1. Old Straight Razor. Though I plan eventually to take a whack at making my own blades, I do not presume that this is an easy matter. For the time being I buy them at auctions on ebay
and typically find them in lots of 6 razors. There are many manufacturers whose blades are quite valuable. I tend to stay away from them as they are cost prohibitive, and as well these specimens are usually of greater significance to simply be restored. Check the value of the old razor your grandfather has laying about before you go cracking the scales of a family heirloom.

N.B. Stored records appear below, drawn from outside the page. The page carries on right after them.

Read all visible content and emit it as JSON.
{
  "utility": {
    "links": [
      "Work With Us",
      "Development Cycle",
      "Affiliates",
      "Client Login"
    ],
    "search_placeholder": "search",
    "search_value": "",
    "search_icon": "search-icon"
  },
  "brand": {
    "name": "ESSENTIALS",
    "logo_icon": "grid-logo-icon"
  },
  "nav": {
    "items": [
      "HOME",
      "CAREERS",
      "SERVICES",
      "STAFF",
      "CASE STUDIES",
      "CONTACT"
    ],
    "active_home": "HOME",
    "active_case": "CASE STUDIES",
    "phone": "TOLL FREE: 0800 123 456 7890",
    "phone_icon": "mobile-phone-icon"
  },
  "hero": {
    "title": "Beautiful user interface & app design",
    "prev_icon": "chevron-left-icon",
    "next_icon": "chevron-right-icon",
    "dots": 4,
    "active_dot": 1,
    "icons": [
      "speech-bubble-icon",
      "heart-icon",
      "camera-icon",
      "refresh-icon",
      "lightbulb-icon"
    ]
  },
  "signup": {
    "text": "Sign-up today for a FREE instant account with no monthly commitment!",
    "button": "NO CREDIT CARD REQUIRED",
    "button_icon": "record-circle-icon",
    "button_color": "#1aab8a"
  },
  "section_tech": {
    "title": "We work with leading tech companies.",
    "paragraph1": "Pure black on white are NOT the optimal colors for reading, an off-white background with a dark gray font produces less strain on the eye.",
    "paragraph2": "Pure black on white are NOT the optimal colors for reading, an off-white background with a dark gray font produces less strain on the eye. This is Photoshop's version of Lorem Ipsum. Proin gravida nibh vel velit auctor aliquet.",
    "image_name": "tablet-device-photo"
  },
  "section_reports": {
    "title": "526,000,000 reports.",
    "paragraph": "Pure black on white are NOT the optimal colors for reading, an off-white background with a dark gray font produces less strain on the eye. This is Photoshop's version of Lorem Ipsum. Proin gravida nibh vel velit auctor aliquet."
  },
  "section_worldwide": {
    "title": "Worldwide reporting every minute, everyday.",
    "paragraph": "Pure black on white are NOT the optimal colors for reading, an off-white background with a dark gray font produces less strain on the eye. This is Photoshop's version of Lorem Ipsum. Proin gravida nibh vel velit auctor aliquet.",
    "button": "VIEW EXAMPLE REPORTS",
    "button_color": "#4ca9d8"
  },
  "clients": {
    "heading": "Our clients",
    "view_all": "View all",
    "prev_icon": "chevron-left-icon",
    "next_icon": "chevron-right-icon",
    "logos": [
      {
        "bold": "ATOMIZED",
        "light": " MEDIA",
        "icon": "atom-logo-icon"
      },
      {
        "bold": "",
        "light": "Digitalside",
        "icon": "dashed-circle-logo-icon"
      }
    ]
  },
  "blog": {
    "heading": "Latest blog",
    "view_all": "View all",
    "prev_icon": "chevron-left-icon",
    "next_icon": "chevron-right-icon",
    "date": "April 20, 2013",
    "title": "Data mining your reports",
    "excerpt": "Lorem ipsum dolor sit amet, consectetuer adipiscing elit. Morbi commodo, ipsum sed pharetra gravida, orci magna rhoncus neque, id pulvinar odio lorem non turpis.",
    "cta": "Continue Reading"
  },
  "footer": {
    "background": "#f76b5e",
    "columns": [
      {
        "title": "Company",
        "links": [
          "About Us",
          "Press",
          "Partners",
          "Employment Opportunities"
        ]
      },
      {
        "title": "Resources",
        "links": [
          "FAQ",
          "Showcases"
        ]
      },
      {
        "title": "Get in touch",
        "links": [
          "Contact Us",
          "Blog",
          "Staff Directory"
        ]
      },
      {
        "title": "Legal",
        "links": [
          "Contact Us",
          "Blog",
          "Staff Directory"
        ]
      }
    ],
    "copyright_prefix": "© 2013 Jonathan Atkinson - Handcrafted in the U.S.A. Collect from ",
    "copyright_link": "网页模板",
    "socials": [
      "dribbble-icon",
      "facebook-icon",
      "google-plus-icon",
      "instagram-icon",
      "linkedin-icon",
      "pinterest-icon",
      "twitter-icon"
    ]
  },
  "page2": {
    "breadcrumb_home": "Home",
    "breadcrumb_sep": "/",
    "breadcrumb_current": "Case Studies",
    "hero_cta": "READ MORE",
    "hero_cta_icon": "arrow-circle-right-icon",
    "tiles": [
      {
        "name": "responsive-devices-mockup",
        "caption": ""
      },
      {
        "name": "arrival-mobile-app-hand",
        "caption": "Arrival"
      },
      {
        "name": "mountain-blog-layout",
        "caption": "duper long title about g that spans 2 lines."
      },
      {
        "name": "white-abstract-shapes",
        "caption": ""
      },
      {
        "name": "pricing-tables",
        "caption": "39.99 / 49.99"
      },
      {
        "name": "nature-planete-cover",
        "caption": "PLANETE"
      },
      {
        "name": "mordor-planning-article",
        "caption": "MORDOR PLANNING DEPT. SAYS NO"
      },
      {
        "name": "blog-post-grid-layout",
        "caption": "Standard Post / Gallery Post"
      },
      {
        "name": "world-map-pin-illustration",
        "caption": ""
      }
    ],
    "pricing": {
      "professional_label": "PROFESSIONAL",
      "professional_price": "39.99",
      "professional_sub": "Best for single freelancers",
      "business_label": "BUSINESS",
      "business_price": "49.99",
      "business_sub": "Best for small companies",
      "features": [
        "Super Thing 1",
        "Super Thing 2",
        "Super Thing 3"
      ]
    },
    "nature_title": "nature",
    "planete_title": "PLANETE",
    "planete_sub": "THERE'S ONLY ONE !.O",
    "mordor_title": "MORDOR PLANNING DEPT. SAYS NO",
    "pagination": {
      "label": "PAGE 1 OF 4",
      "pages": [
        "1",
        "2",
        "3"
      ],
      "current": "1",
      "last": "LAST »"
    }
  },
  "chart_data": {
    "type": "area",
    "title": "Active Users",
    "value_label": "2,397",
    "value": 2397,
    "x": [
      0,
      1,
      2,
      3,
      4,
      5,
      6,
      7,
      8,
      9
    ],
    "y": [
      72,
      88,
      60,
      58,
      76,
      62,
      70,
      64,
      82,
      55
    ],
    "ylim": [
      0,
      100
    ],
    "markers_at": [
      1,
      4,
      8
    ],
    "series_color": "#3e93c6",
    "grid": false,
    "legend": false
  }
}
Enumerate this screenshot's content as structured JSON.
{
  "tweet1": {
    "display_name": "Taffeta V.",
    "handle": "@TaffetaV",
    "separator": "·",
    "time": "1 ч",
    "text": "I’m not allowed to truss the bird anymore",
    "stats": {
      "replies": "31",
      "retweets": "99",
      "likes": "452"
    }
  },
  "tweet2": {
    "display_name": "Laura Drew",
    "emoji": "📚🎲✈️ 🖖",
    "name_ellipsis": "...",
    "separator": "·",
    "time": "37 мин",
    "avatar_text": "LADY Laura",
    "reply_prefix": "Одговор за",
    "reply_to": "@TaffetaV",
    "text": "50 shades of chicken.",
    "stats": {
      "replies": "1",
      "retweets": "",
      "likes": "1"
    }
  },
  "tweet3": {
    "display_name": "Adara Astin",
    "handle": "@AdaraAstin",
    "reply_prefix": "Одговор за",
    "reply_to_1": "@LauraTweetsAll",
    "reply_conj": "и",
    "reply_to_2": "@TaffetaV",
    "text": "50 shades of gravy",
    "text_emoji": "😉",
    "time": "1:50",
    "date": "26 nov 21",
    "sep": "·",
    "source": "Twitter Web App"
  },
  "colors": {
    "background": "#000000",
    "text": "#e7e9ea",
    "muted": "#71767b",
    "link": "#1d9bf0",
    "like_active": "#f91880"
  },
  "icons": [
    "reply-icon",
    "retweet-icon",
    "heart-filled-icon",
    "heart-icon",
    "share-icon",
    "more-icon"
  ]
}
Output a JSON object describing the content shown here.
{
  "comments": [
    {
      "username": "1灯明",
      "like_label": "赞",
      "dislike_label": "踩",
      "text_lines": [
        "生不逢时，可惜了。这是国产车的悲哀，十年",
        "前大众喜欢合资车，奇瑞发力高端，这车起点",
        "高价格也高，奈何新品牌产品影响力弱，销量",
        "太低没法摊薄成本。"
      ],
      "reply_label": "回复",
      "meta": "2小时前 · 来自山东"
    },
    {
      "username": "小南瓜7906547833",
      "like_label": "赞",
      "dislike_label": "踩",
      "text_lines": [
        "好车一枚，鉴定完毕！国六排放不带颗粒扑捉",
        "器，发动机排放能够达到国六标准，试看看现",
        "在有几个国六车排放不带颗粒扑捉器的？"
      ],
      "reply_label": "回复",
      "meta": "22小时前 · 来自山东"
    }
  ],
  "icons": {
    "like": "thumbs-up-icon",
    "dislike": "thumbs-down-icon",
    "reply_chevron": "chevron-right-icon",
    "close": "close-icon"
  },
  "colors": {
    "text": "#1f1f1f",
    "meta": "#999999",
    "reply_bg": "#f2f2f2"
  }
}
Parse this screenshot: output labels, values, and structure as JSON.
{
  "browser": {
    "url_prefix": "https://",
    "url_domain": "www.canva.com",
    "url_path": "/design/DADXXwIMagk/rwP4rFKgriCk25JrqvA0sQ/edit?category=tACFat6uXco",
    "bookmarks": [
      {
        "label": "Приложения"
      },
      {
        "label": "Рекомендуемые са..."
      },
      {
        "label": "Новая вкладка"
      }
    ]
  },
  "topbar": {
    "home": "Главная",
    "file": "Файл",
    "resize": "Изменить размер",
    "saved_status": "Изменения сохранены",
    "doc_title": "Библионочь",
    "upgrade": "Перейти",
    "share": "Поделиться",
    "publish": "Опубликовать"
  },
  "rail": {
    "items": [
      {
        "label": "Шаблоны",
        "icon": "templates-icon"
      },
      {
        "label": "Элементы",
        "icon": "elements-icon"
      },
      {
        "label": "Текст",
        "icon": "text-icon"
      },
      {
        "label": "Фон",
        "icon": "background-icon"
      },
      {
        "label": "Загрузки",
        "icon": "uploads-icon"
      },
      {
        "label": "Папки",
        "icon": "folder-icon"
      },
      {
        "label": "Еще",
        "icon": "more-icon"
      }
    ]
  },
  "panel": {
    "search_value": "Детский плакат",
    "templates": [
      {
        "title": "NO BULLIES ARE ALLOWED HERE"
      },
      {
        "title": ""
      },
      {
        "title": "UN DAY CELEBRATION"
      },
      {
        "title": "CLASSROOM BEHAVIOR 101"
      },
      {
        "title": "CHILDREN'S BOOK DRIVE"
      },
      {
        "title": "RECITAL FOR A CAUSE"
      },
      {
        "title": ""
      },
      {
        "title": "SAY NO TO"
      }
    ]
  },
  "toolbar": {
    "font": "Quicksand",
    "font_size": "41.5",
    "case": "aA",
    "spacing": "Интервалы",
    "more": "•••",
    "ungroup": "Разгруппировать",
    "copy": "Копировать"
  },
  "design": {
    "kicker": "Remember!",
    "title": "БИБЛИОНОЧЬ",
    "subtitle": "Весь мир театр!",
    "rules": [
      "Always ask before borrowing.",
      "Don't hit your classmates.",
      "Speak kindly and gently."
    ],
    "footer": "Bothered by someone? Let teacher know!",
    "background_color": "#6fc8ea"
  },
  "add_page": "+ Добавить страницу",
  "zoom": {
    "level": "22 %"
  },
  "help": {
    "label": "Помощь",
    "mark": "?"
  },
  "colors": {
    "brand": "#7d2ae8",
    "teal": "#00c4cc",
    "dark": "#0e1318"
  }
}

2.Elk Antler. This one was a shed-horn (i.e. no elk were harmed in the making of this instructable) but collecting them from taxidermists, websites, dog chews, or hunting are also other ways to find them. I choose elk antler because they have a very large diameter, and therefor the end project will show a great deal of antler exterior. It is possible to do this with Whitetail Deer antlers, but only the largest will provide you with a sufficient surface area for the desired effect, and cutting these antlers seems foolhardy to me. One could use a Mule Deer with a thick main beam, or other less common undulate but Elk are in plentiful supply, and their antlers can be found readily. You will need a section that is at least 7" long.
3. Miscellaneous Brass Rod and Tube. These will be used to pin the scales together, and as well will serve as the bushing on which the blade will rotate. I do not specify a size, as each blade is different, and finding the appropriate fit is a bit of an art (read: kicking and cussing).